You answer the required questions but in your case you need to describe also how you will discover parallelism. Please find one more complex example and run the algorithm that you intend to implement by hand. Please email us what you come up with. We will regrade your proposal after you resubmit.

As we have discussed, we will detect parallelism by creating a DAG where instructions that read a variable will have an arc from the last instruction that wrote to the variable. If the program cannot be parallelized at all, this DAG will simply be a singly-linked list.

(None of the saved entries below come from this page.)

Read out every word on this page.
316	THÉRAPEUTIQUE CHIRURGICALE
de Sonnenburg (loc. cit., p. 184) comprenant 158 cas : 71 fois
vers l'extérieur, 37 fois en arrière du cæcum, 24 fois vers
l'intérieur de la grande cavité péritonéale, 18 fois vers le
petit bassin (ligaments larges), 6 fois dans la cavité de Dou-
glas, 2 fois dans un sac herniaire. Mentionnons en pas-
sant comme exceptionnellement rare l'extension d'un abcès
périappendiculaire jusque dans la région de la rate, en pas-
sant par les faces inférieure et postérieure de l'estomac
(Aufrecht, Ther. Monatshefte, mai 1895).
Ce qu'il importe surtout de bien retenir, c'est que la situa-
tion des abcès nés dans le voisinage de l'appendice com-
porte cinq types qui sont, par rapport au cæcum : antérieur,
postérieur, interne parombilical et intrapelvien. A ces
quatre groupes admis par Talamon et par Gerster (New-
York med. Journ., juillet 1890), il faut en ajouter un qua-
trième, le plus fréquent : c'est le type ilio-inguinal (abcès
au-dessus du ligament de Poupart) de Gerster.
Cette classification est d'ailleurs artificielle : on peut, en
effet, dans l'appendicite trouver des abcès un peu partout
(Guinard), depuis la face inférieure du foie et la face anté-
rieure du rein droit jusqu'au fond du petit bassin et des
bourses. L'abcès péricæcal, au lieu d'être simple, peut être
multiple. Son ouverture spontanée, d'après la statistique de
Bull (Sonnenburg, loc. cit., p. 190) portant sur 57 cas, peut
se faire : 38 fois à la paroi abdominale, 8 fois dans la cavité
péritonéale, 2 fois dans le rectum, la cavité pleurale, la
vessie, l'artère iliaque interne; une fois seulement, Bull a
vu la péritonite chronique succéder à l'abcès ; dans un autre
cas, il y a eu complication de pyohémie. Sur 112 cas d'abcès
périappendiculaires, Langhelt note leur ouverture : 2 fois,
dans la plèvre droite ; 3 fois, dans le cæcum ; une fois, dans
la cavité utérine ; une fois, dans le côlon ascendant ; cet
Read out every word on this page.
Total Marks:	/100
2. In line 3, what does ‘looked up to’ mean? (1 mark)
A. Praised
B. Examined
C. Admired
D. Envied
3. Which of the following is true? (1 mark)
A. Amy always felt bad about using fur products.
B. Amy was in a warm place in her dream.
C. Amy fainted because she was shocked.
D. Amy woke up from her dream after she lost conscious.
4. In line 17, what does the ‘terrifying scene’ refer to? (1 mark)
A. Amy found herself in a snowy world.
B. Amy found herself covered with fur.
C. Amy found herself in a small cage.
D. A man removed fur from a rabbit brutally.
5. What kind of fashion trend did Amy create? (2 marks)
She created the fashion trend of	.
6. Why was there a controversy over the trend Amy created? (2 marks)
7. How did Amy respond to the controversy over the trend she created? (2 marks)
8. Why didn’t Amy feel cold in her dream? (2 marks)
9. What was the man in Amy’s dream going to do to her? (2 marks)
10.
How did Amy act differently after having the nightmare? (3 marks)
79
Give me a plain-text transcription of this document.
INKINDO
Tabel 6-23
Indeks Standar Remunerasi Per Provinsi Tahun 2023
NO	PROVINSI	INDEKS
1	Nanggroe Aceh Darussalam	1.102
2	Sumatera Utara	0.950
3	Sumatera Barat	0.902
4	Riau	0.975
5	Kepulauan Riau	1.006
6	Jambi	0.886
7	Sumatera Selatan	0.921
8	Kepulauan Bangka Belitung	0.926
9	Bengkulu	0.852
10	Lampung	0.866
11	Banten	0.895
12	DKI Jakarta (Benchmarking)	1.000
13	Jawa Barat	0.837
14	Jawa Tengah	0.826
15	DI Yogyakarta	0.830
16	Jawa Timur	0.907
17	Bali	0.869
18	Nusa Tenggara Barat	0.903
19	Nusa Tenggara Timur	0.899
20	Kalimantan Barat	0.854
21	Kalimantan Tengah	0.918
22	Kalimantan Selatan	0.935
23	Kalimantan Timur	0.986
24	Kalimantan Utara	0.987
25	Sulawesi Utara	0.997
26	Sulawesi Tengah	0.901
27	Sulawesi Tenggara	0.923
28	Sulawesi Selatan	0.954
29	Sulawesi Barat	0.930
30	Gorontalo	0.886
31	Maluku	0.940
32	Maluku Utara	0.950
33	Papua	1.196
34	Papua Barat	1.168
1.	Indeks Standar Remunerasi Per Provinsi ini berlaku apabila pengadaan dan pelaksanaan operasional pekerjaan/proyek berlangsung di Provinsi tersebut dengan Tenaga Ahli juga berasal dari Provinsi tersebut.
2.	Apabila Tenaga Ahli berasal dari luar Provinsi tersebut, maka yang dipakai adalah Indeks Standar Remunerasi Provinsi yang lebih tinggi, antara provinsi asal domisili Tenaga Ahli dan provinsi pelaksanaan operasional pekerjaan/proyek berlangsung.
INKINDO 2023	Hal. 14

Here is an example of converting a sequential program into a parallel one.

Code:

def_const fib(n) {
if (n <= 1) {
1
} else {
def x = fib(n-1)
def y = fib(n-2)
x + y
}
}
fib(5)


Pseudo-bytecode with read and write sets (note the arcs drawn from write sets to read sets):



DAG given to the interpreter (note that this is exactly the same as the pseudo-bytecode but redrawn):



We should be able to detect that the two recursive fib calls are independent, so they can be parallelized. Furthermore, we will detect that "return x+y" depends on reading x and y, so the two fib calls must finish before the "return x+y" is executed. The Cilk project has this example on http://supertech.csail.mit.edu/cilk/intro.html, but because we first assume that our variables are passed by value, we should be able to automatically detect where to put the "spawn" and "sync" commands.

Objects are much trickier, and we have an idea about how to do it by having class based objects where we store a class's functions once and the objects are just structs (I think this is how C does it) and whenever we pass an object to a variable we copy over its fields. This, however, is inefficient. We are still thinking about it.